VIVRE DE SON BAPTÊME À
LA LUMIÈRE DE L’ÉCRITURE
ET DE LA LITURGIE
ET DE LA LITURGIE
Chers
frères et sœurs,
Comment
profiter à plein de notre temps de carême pour revenir aux sources de notre foi
et nourrir celle-ci avantageusement ?
En
premier lieu, nous pouvons observer que le temps du carême est… un temps
liturgique. Mais qu’est-ce que la liturgie ? Ensuite ce temps du carême
est construit en quarante jours et cinq dimanches, avant les Rameaux, la
Semaine Sainte et Pâques.

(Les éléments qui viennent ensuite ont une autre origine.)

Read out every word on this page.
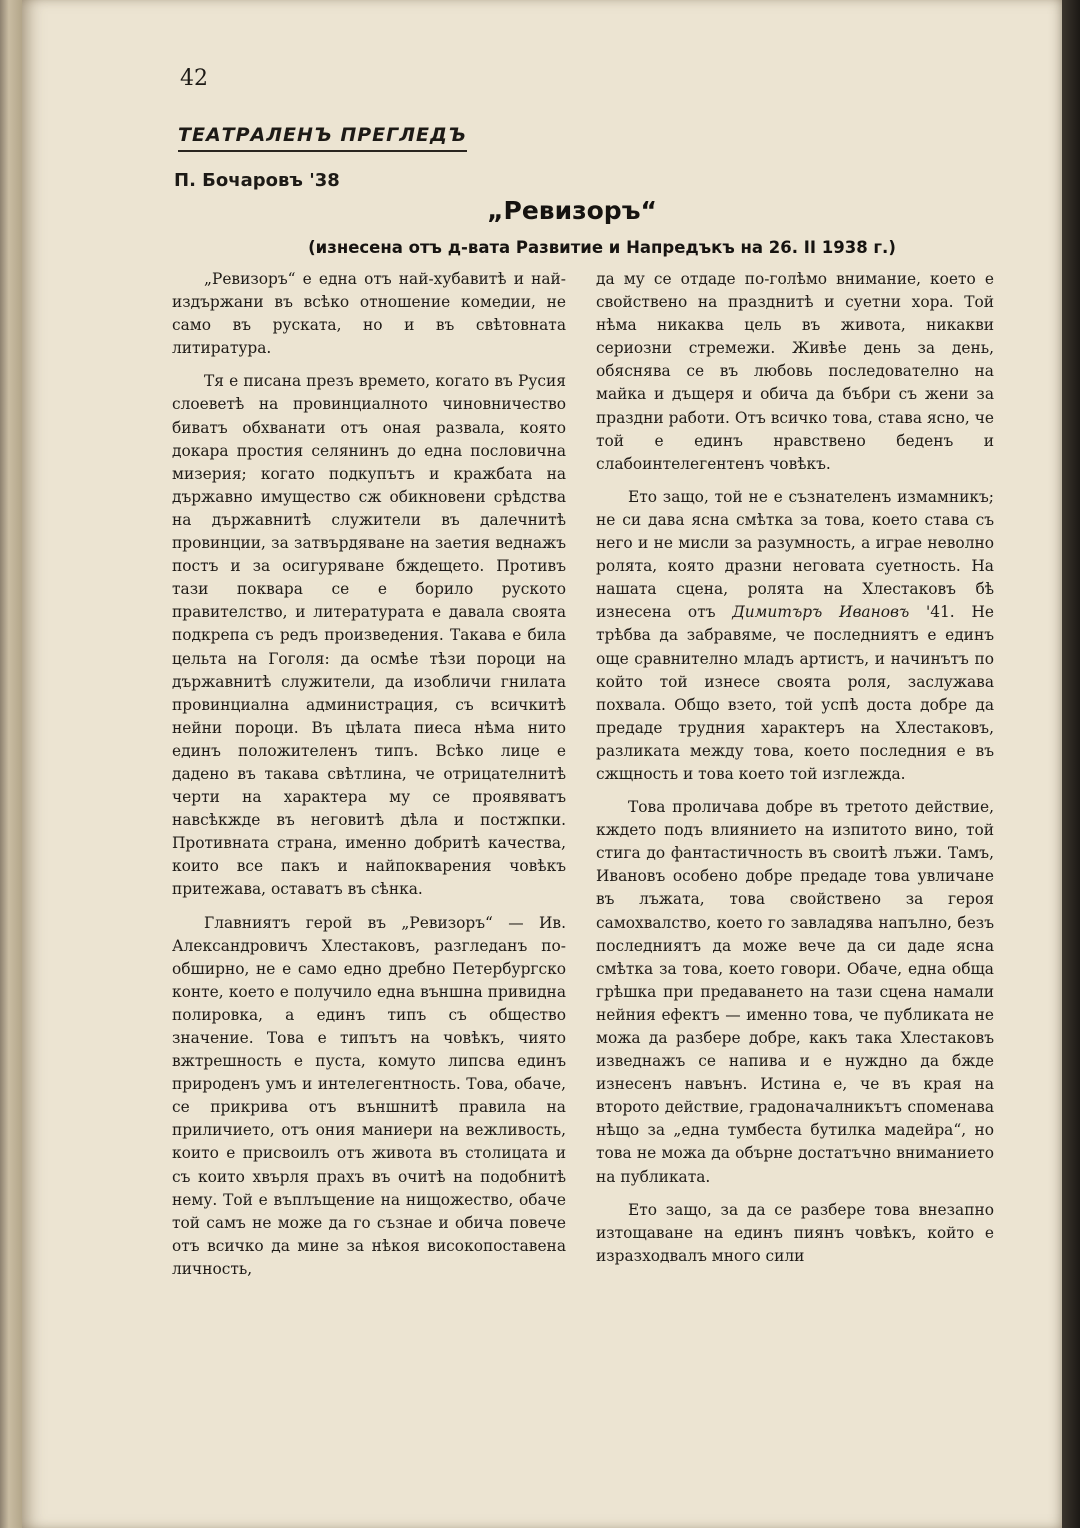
42
ТЕАТРАЛЕНЪ ПРЕГЛЕДЪ
П. Бочаровъ '38
„Ревизоръ“
(изнесена отъ д-вата Развитие и Напредъкъ на 26. II 1938 г.)

„Ревизоръ“ е една отъ най-хубавитѣ и най-издържани въ всѣко отношение комедии, не само въ руската, но и въ свѣтовната литиратура.

Тя е писана презъ времето, когато въ Русия слоеветѣ на провинциалното чиновничество биватъ обхванати отъ оная развала, която докара простия селянинъ до една пословична мизерия; когато подкупътъ и кражбата на държавно имущество сж обикновени срѣдства на държавнитѣ служители въ далечнитѣ провинции, за затвърдяване на заетия веднажъ постъ и за осигуряване бждещето. Противъ тази поквара се е борило руското правителство, и литературата е давала своята подкрепа съ редъ произведения. Такава е била цельта на Гоголя: да осмѣе тѣзи пороци на държавнитѣ служители, да изобличи гнилата провинциална администрация, съ всичкитѣ нейни пороци. Въ цѣлата пиеса нѣма нито единъ положителенъ типъ. Всѣко лице е дадено въ такава свѣтлина, че отрицателнитѣ черти на характера му се проявяватъ навсѣкжде въ неговитѣ дѣла и постжпки. Противната страна, именно добритѣ качества, които все пакъ и найпокварения човѣкъ притежава, оставатъ въ сѣнка.

Главниятъ герой въ „Ревизоръ“ — Ив. Александровичъ Хлестаковъ, разгледанъ по-обширно, не е само едно дребно Петербургско конте, което е получило една външна привидна полировка, а единъ типъ съ общество значение. Това е типътъ на човѣкъ, чиято вжтрешность е пуста, комуто липсва единъ природенъ умъ и интелегентность. Това, обаче, се прикрива отъ външнитѣ правила на приличието, отъ ония маниери на вежливость, които е присвоилъ отъ живота въ столицата и съ които хвърля прахъ въ очитѣ на подобнитѣ нему. Той е въплъщение на нищожество, обаче той самъ не може да го съзнае и обича повече отъ всичко да мине за нѣкоя високопоставена личность,

да му се отдаде по-голѣмо внимание, което е свойствено на празднитѣ и суетни хора. Той нѣма никаква цель въ живота, никакви сериозни стремежи. Живѣе день за день, обяснява се въ любовь последователно на майка и дъщеря и обича да бъбри съ жени за праздни работи. Отъ всичко това, става ясно, че той е единъ нравствено беденъ и слабоинтелегентенъ човѣкъ.

Ето защо, той не е съзнателенъ измамникъ; не си дава ясна смѣтка за това, което става съ него и не мисли за разумность, а играе неволно ролята, която дразни неговата суетность. На нашата сцена, ролята на Хлестаковъ бѣ изнесена отъ Димитъръ Ивановъ '41. Не трѣбва да забравяме, че последниятъ е единъ още сравнително младъ артистъ, и начинътъ по който той изнесе своята роля, заслужава похвала. Общо взето, той успѣ доста добре да предаде трудния характеръ на Хлестаковъ, разликата между това, което последния е въ сжщность и това което той изглежда.

Това проличава добре въ третото действие, кждето подъ влиянието на изпитото вино, той стига до фантастичность въ своитѣ лъжи. Тамъ, Ивановъ особено добре предаде това увличане въ лъжата, това свойствено за героя самохвалство, което го завладява напълно, безъ последниятъ да може вече да си даде ясна смѣтка за това, което говори. Обаче, една обща грѣшка при предаването на тази сцена намали нейния ефектъ — именно това, че публиката не можа да разбере добре, какъ така Хлестаковъ изведнажъ се напива и е нуждно да бжде изнесенъ навънъ. Истина е, че въ края на второто действие, градоначалникътъ споменава нѣщо за „една тумбеста бутилка мадейра“, но това не можа да обърне достатъчно вниманието на публиката.

Ето защо, за да се разбере това внезапно изтощаване на единъ пиянъ човѣкъ, който е изразходвалъ много сили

Mais que signifie cette construction ? En quoi
nous aide-t-elle à rencontrer le Christ ? Enfin, si nous zoomons sur le
premier dimanche, celui de la Tentation de Jésus au Désert, que nous apprend-il
de particulier ? L’esprit de la liturgie, la structure et la fonction du
carême, le dimanche de la Tentation, telles seront les trois étapes de mon
propos d’aujourd’hui.
1)
L’esprit de la liturgie
La liturgie est constitutive de l’ADN de
l’Église. D’ailleurs, Église vient du grec « ecclesia », qui veut
dire « assemblée » : assemblée liturgique. Et naturellement
cette assemblée liturgique se réunit dans un lieu qui exprimera assez
rapidement, dans son architecture, ce qu’elle est : par facilité de
langage on l’appellera bientôt une « église ». Cependant, nous le
savons, l’Église ne se limite pas à l’assemblée que nous formons, puisqu’elle
est le Corps du Christ : elle déborde donc au ciel ; elle comprend la
communion des saints. Ou plutôt, c’est nous qui – lorsque nous sommes
rassemblés liturgiquement en Église – faisons partie de la communion des
saints.
Nous
percevons donc qu’il y a trois dimensions à tenir ensemble pour comprendre ce
qu’est la liturgie. Une dimension humaine, communautaire, animée et structurée
par l’Esprit Saint ; une dimension rituelle et symbolique qui s’enrichit
par sédimentation au cours des âges ; et une dimension surnaturelle,
puisqu’elle transcende le temps et fait participer dès maintenant à la communion
des Saints. Je voudrais détailler un peu plus ces trois dimensions. Ce sont en
fait trois intentions originaires, qui se sont développées avec le temps.
La
première intention de la liturgie chrétienne, c’est de faire ce que Jésus nous
a demandé de faire : c’est-à-dire perpétuer ses paroles et ses gestes par la
célébration des sacrements. Nous en avons la trace dans les Évangiles :
« Allez, de toutes les nations, faites des disciples, les baptisant au
Nom du Père, et du Fils et du Saint Esprit » ; « Vous ferez
cela en mémoire de moi » ; « À ceux à qui vous remettrez
leurs péchés, ils leur seront remis »… mais aussi dans les témoignages
des Apôtres : « Vous imposerez les mains aux malades et ils s’en
trouveront bien » écrit saint Jacques ; « ne néglige pas le don de
la grâce qui est en toi, qui te fut conféré par une intervention prophétique,
accompagnée par l’imposition des mains, par le collège des anciens »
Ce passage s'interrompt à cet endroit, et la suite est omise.